When the tea arrived, Bhupen inquired of his Pishi, ‘Did you shave your head when Pisha died?’
‘Why would I do that? I don’t live in the olden days when women shaved their heads after their husbands died. Or jumped into a fire. It was oppressive. So someone came and saved us from this nonsense.’
‘So, how is my situation any different? Then why must I shave my head? Is it because no one has emancipated me? It’s still a thing of the past, isn’t it?’
‘We were under the thumbs of men.’
‘And here you are clicking your tongue when I tell you that I won’t shave my head or wear a white cloth and nothing more or eat meat. Tell me which man I have to go up to so that he may repeal whatever rule this is. It’s not oppression, oh no. It’s a form of passive-aggressive blackmail.’
A brief silence ensued once more before the thump of Pishi’s footsteps caused the surface of Bhupen’s tea to throb.

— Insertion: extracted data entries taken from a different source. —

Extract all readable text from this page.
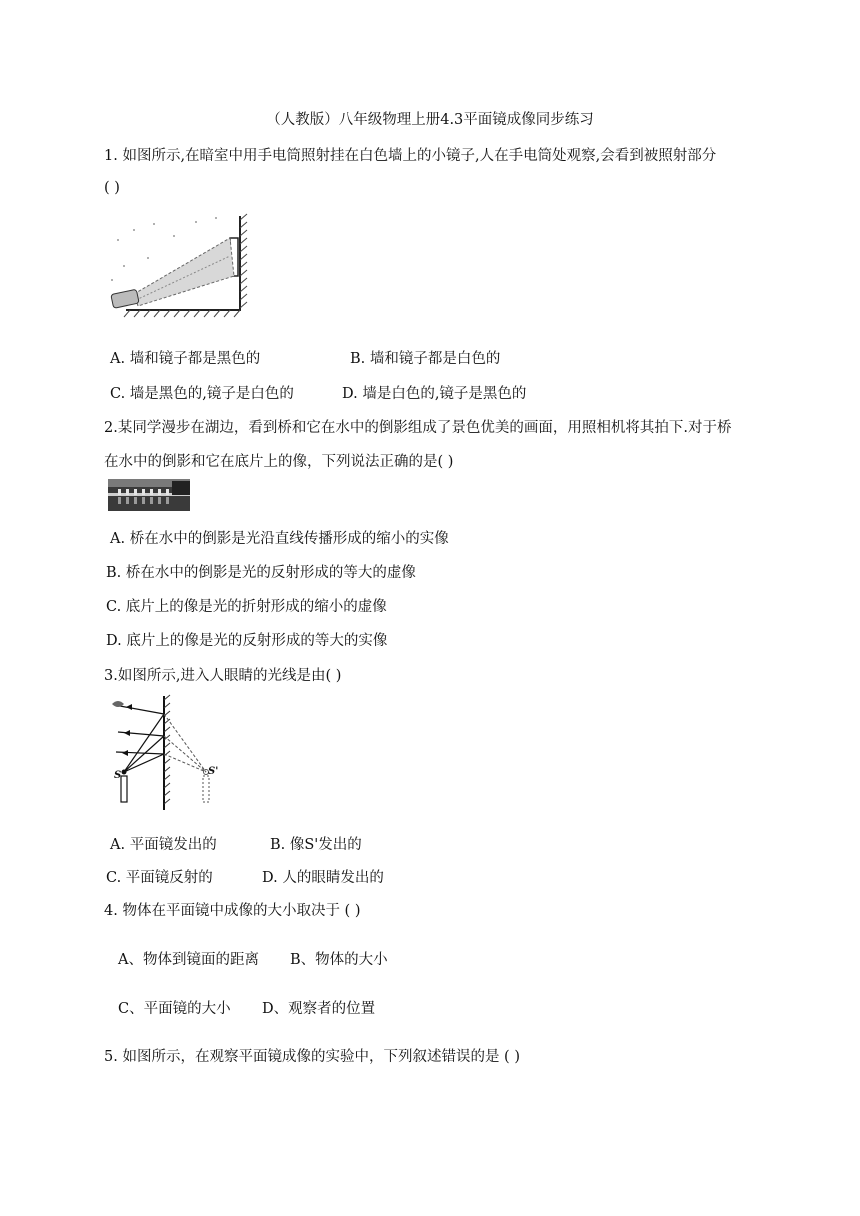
（人教版）八年级物理上册4.3平面镜成像同步练习
1. 如图所示,在暗室中用手电筒照射挂在白色墙上的小镜子,人在手电筒处观察,会看到被照射部分
( )
A. 墙和镜子都是黑色的	B. 墙和镜子都是白色的
C. 墙是黑色的,镜子是白色的	D. 墙是白色的,镜子是黑色的
2.某同学漫步在湖边，看到桥和它在水中的倒影组成了景色优美的画面，用照相机将其拍下.对于桥
在水中的倒影和它在底片上的像，下列说法正确的是( )
A. 桥在水中的倒影是光沿直线传播形成的缩小的实像
B. 桥在水中的倒影是光的反射形成的等大的虚像
C. 底片上的像是光的折射形成的缩小的虚像
D. 底片上的像是光的反射形成的等大的实像
3.如图所示,进入人眼睛的光线是由( )
S	S'
A. 平面镜发出的	B. 像S'发出的
C. 平面镜反射的	D. 人的眼睛发出的
4. 物体在平面镜中成像的大小取决于 ( )
A、物体到镜面的距离 B、物体的大小
C、平面镜的大小 D、观察者的位置
5. 如图所示，在观察平面镜成像的实验中，下列叙述错误的是 ( )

Looking up at the corner of the ceiling once again, Bhupen studied the ghost of his father. Baba weakly smiled at him but it was not indulgent. He still hovered cross-legged. Bhupen dipped the broken half of the rusk into his tea and return the ghost’s smile. The piece slipped between his fingers into the tea. Both father and son clicked their tongues. Upon the ghost’s encouragement, Bhupen brought the chipped cup to his lips:
—he tasted the heat, the bitterness of the leaves, and the sweetness of the milk and sugar on the tip of his tongue all at once;
—he crushed between his teeth that one crystal of sugar that had failed to dissolve;
—he tossed in his mouth the mush of the hardened rusk which had now turned into a wet sponge.
Baba beamed at Bhupen, uncrossed his legs, and glided out of the room.